3.               Au vu de ce qui précède, le recours doit être déclaré irrecevable selon le mode procédural de l’art. 322 al. 1 CPC.

 

              Les frais judiciaires de deuxième instance, arrêtés à 400 fr. (art. 69 TFJC [tarif des frais judiciaires civils du 28 septembre 2010 ; RSV 270.11.5]), sont mis à la charge de la recourante qui succombe (art. 106 al. 1 CPC).

 

              Il n’y a pas lieu d’allouer des dépens aux intimés, ceux-ci n’ayant pas été invités à se déterminer.

 

Par ces motifs,

la Chambre des recours civile du Tribunal cantonal,

en application de l'art. 322 al. 1 CPC,

prononce :

 

              I.              Le recours est irrecevable.

 

              II.              Les frais judiciaires de deuxième instance, arrêtés à 400 fr. (quatre cents francs), sont mis à la charge de la recourante W.________.

 

              III.              L’arrêt est exécutoire.

 

La présidente :               La greffière :

 

Du

 

              L'arrêt qui précède, dont la rédaction a été approuvée à huis clos, est notifié à :

 

‑              Me Alain Amstutz pour W.________.

‑              Mes Jean-Michel Duc et Tania Francfort pour Y.________ et consorts.

 

 

              La Chambre des recours civile considère que la valeur litigieuse est supérieure à 30’000 francs.

 

              Le présent arrêt peut faire l'objet d'un recours en matière civile devant le Tribunal fédéral au sens des art. 72 ss LTF (loi du 17 juin 2005 sur le Tribunal fédéral – RS 173.110), cas échéant d'un recours constitutionnel subsidiaire au sens des art. 113 ss LTF. Dans les affaires pécuniaires, le recours en matière civile n'est recevable que si la valeur litigieuse s'élève au moins à 15'000 fr. en matière de droit du travail et de droit du bail à loyer, à 30'000 fr. dans les autres cas, à moins que la contestation ne soulève une question juridique de principe (art. 74 LTF).
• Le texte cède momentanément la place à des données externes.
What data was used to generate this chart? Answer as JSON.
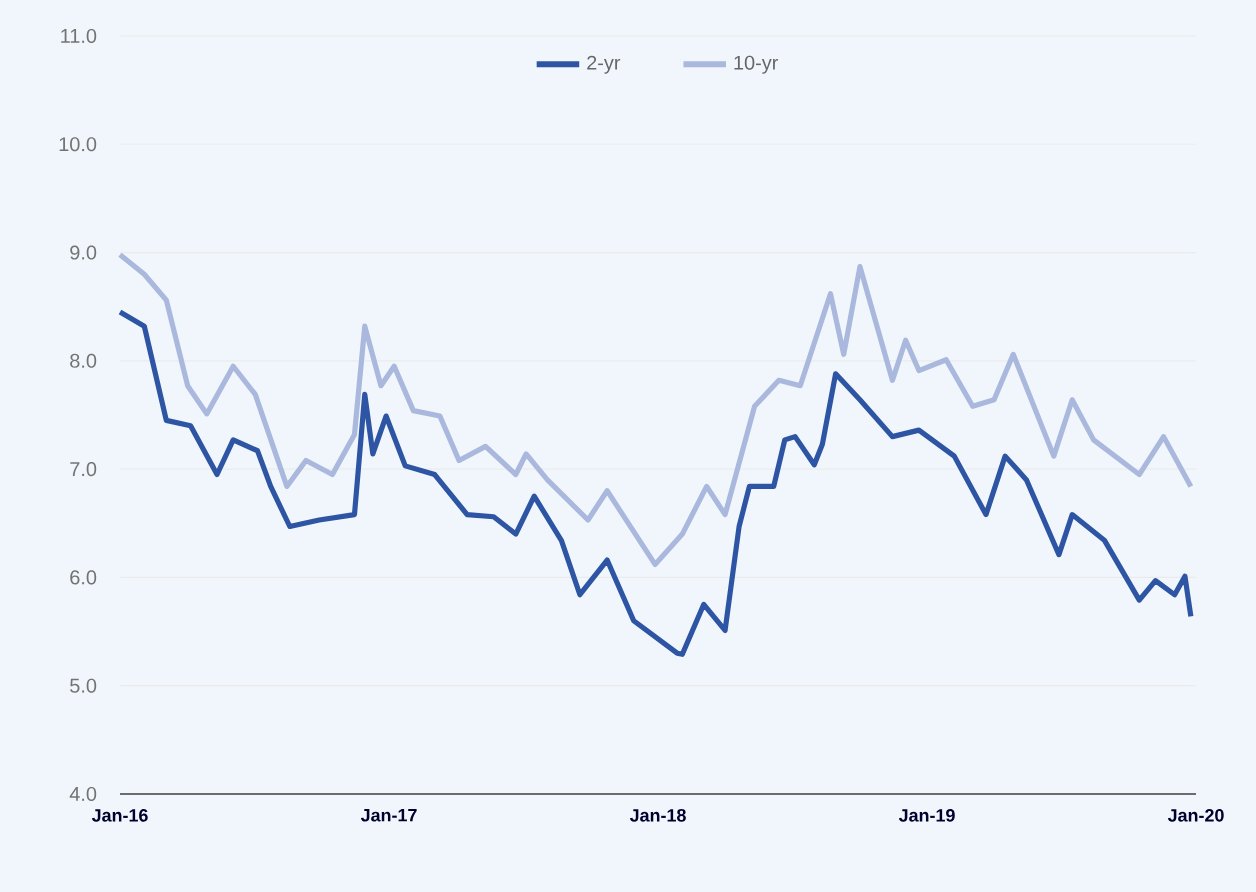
{
  "chart_data": {
    "type": "line",
    "xlim": [
      "2016-01-01",
      "2020-01-01"
    ],
    "ylim": [
      4,
      11
    ],
    "xticks": [
      {
        "value": "2016-01-01",
        "label": "Jan-16"
      },
      {
        "value": "2017-01-01",
        "label": "Jan-17"
      },
      {
        "value": "2018-01-01",
        "label": "Jan-18"
      },
      {
        "value": "2019-01-01",
        "label": "Jan-19"
      },
      {
        "value": "2020-01-01",
        "label": "Jan-20"
      }
    ],
    "yticks": [
      {
        "value": 4,
        "label": "4.0"
      },
      {
        "value": 5,
        "label": "5.0"
      },
      {
        "value": 6,
        "label": "6.0"
      },
      {
        "value": 7,
        "label": "7.0"
      },
      {
        "value": 8,
        "label": "8.0"
      },
      {
        "value": 9,
        "label": "9.0"
      },
      {
        "value": 10,
        "label": "10.0"
      },
      {
        "value": 11,
        "label": "11.0"
      }
    ],
    "grid": "y",
    "legend": "top",
    "line_style": "solid",
    "marker": "none",
    "series": [
      {
        "name": "2-yr",
        "color": "#2e55a3",
        "x": [
          "2016-01-01",
          "2016-02-03",
          "2016-03-04",
          "2016-04-06",
          "2016-05-12",
          "2016-06-03",
          "2016-07-06",
          "2016-07-24",
          "2016-08-19",
          "2016-09-28",
          "2016-11-15",
          "2016-11-29",
          "2016-12-10",
          "2016-12-28",
          "2017-01-23",
          "2017-03-04",
          "2017-04-17",
          "2017-05-23",
          "2017-06-22",
          "2017-07-17",
          "2017-08-23",
          "2017-09-17",
          "2017-10-24",
          "2017-11-29",
          "2018-01-27",
          "2018-02-03",
          "2018-03-04",
          "2018-04-02",
          "2018-04-21",
          "2018-05-05",
          "2018-06-07",
          "2018-06-22",
          "2018-07-06",
          "2018-08-01",
          "2018-08-12",
          "2018-08-30",
          "2018-10-02",
          "2018-11-15",
          "2018-12-21",
          "2019-02-07",
          "2019-03-22",
          "2019-04-17",
          "2019-05-16",
          "2019-06-29",
          "2019-07-17",
          "2019-08-30",
          "2019-10-16",
          "2019-11-07",
          "2019-12-03",
          "2019-12-17",
          "2019-12-25"
        ],
        "values": [
          8.45,
          8.32,
          7.45,
          7.4,
          6.95,
          7.27,
          7.17,
          6.84,
          6.47,
          6.53,
          6.58,
          7.69,
          7.14,
          7.49,
          7.03,
          6.95,
          6.58,
          6.56,
          6.4,
          6.75,
          6.34,
          5.84,
          6.16,
          5.6,
          5.3,
          5.29,
          5.75,
          5.51,
          6.47,
          6.84,
          6.84,
          7.27,
          7.3,
          7.04,
          7.23,
          7.88,
          7.64,
          7.3,
          7.36,
          7.12,
          6.58,
          7.12,
          6.9,
          6.21,
          6.58,
          6.34,
          5.79,
          5.97,
          5.84,
          6.01,
          5.64
        ]
      },
      {
        "name": "10-yr",
        "color": "#a9b8dc",
        "x": [
          "2016-01-01",
          "2016-02-03",
          "2016-03-04",
          "2016-04-02",
          "2016-04-28",
          "2016-06-03",
          "2016-07-03",
          "2016-08-15",
          "2016-09-10",
          "2016-10-16",
          "2016-11-15",
          "2016-11-29",
          "2016-12-21",
          "2017-01-08",
          "2017-02-03",
          "2017-03-11",
          "2017-04-06",
          "2017-05-12",
          "2017-06-22",
          "2017-07-06",
          "2017-08-04",
          "2017-09-28",
          "2017-10-24",
          "2017-12-28",
          "2018-02-03",
          "2018-03-08",
          "2018-04-02",
          "2018-05-12",
          "2018-06-14",
          "2018-07-13",
          "2018-08-23",
          "2018-09-10",
          "2018-10-02",
          "2018-11-15",
          "2018-12-03",
          "2018-12-21",
          "2019-01-27",
          "2019-03-04",
          "2019-04-02",
          "2019-04-28",
          "2019-06-22",
          "2019-07-17",
          "2019-08-15",
          "2019-10-16",
          "2019-11-18",
          "2019-12-25"
        ],
        "values": [
          8.98,
          8.8,
          8.56,
          7.77,
          7.51,
          7.95,
          7.69,
          6.84,
          7.08,
          6.95,
          7.32,
          8.32,
          7.77,
          7.95,
          7.54,
          7.49,
          7.08,
          7.21,
          6.95,
          7.14,
          6.9,
          6.53,
          6.8,
          6.12,
          6.4,
          6.84,
          6.58,
          7.58,
          7.82,
          7.77,
          8.62,
          8.06,
          8.87,
          7.82,
          8.19,
          7.91,
          8.01,
          7.58,
          7.64,
          8.06,
          7.12,
          7.64,
          7.27,
          6.95,
          7.3,
          6.84
        ]
      }
    ]
  }
}
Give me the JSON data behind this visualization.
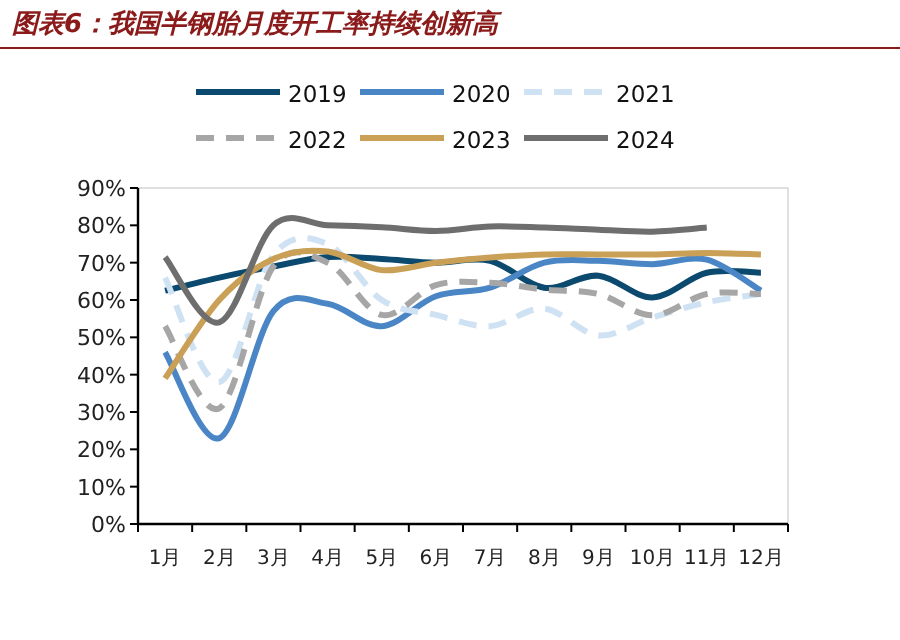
{
  "chart_data": {
    "type": "line",
    "title": "图表6：我国半钢胎月度开工率持续创新高",
    "categories": [
      "1月",
      "2月",
      "3月",
      "4月",
      "5月",
      "6月",
      "7月",
      "8月",
      "9月",
      "10月",
      "11月",
      "12月"
    ],
    "series": [
      {
        "name": "2019",
        "color": "#0b4a6e",
        "line_style": "solid",
        "values": [
          62.5,
          66,
          69,
          71.5,
          71,
          70,
          70.5,
          63.3,
          66.5,
          60.7,
          67.3,
          67.3
        ]
      },
      {
        "name": "2020",
        "color": "#4a86c5",
        "line_style": "solid",
        "values": [
          46,
          23,
          57,
          59,
          53,
          61,
          63.3,
          70,
          70.5,
          69.6,
          70.8,
          62.5
        ]
      },
      {
        "name": "2021",
        "color": "#cfe2f3",
        "line_style": "dashed",
        "values": [
          66,
          38,
          72,
          75,
          60,
          56,
          53,
          57.7,
          50.5,
          55.3,
          59.4,
          61.6
        ]
      },
      {
        "name": "2022",
        "color": "#a6a6a6",
        "line_style": "dashed",
        "values": [
          53,
          31,
          69,
          70,
          56,
          64,
          64.6,
          62.8,
          61.6,
          55.9,
          61.6,
          61.6
        ]
      },
      {
        "name": "2023",
        "color": "#c9a055",
        "line_style": "solid",
        "values": [
          39,
          60,
          71,
          73,
          68,
          70,
          71.4,
          72.2,
          72.2,
          72.2,
          72.6,
          72.2
        ]
      },
      {
        "name": "2024",
        "color": "#6e6e6e",
        "line_style": "solid",
        "values": [
          71.5,
          54,
          80,
          80,
          79.5,
          78.5,
          79.7,
          79.4,
          78.8,
          78.3,
          79.4,
          null
        ]
      }
    ],
    "ylim": [
      0,
      90
    ],
    "yticks": [
      {
        "value": 0,
        "label": "0%"
      },
      {
        "value": 10,
        "label": "10%"
      },
      {
        "value": 20,
        "label": "20%"
      },
      {
        "value": 30,
        "label": "30%"
      },
      {
        "value": 40,
        "label": "40%"
      },
      {
        "value": 50,
        "label": "50%"
      },
      {
        "value": 60,
        "label": "60%"
      },
      {
        "value": 70,
        "label": "70%"
      },
      {
        "value": 80,
        "label": "80%"
      },
      {
        "value": 90,
        "label": "90%"
      }
    ],
    "grid": false,
    "legend": "top"
  }
}
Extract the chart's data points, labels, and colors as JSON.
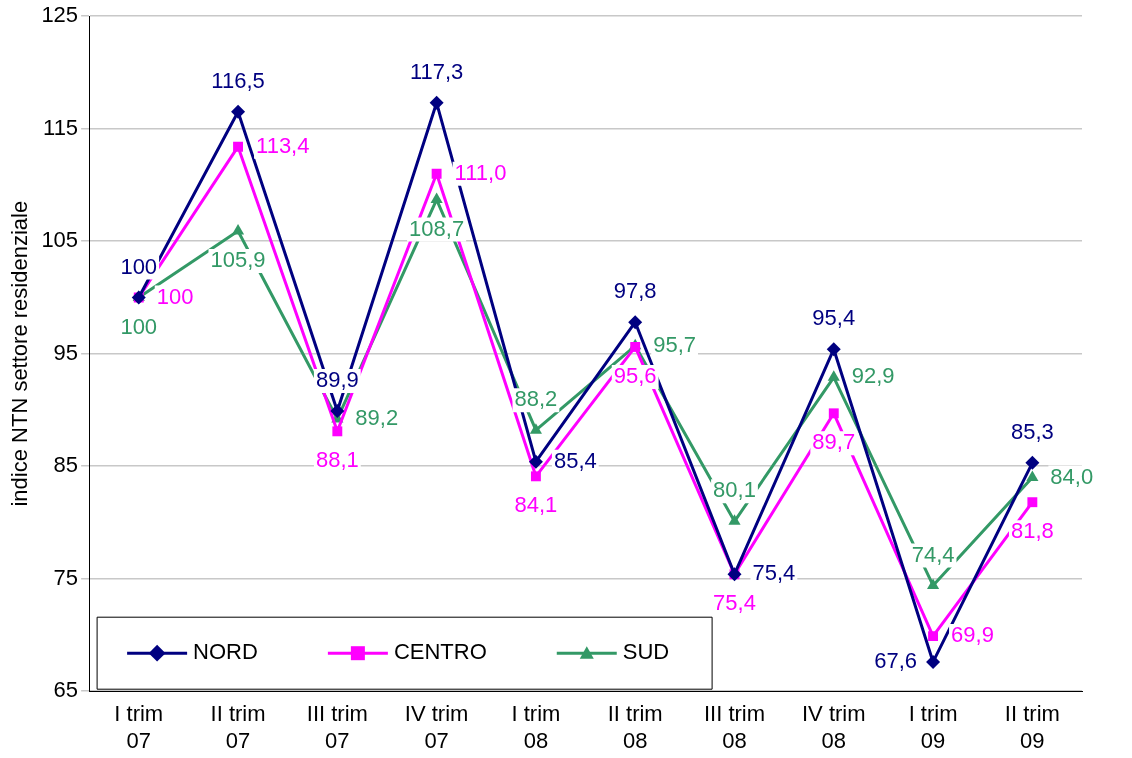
{
  "chart_data": {
    "type": "line",
    "ylabel": "indice NTN settore residenziale",
    "categories": [
      "I trim 07",
      "II trim 07",
      "III trim 07",
      "IV trim 07",
      "I trim 08",
      "II trim 08",
      "III trim 08",
      "IV trim 08",
      "I trim 09",
      "II trim 09"
    ],
    "series": [
      {
        "name": "NORD",
        "color": "#000080",
        "marker": "diamond",
        "values": [
          100,
          116.5,
          89.9,
          117.3,
          85.4,
          97.8,
          75.4,
          95.4,
          67.6,
          85.3
        ],
        "value_labels": [
          "100",
          "116,5",
          "89,9",
          "117,3",
          "85,4",
          "97,8",
          "75,4",
          "95,4",
          "67,6",
          "85,3"
        ]
      },
      {
        "name": "CENTRO",
        "color": "#ff00ff",
        "marker": "square",
        "values": [
          100,
          113.4,
          88.1,
          111.0,
          84.1,
          95.6,
          75.4,
          89.7,
          69.9,
          81.8
        ],
        "value_labels": [
          "100",
          "113,4",
          "88,1",
          "111,0",
          "84,1",
          "95,6",
          "75,4",
          "89,7",
          "69,9",
          "81,8"
        ]
      },
      {
        "name": "SUD",
        "color": "#339966",
        "marker": "triangle",
        "values": [
          100,
          105.9,
          89.2,
          108.7,
          88.2,
          95.7,
          80.1,
          92.9,
          74.4,
          84.0
        ],
        "value_labels": [
          "100",
          "105,9",
          "89,2",
          "108,7",
          "88,2",
          "95,7",
          "80,1",
          "92,9",
          "74,4",
          "84,0"
        ]
      }
    ],
    "ylim": [
      65,
      125
    ],
    "yticks": [
      65,
      75,
      85,
      95,
      105,
      115,
      125
    ],
    "grid": "y",
    "legend": "bottom left"
  }
}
Ces recours doivent être déposés devant le Tribunal fédéral dans les trente jours qui suivent la présente notification (art. 100 al. 1 LTF).

 

              Cet arrêt est communiqué, par l'envoi de photocopies, à :

 

-              Mme la Juge de paix du district de Morges,

-               Me Carlo Lombardini pour [...] SA,

-               Me Jacques Michod pour [...],

-               Me Laurent Damond pour [...],

-               Me Jérôme Bénédict pour [...].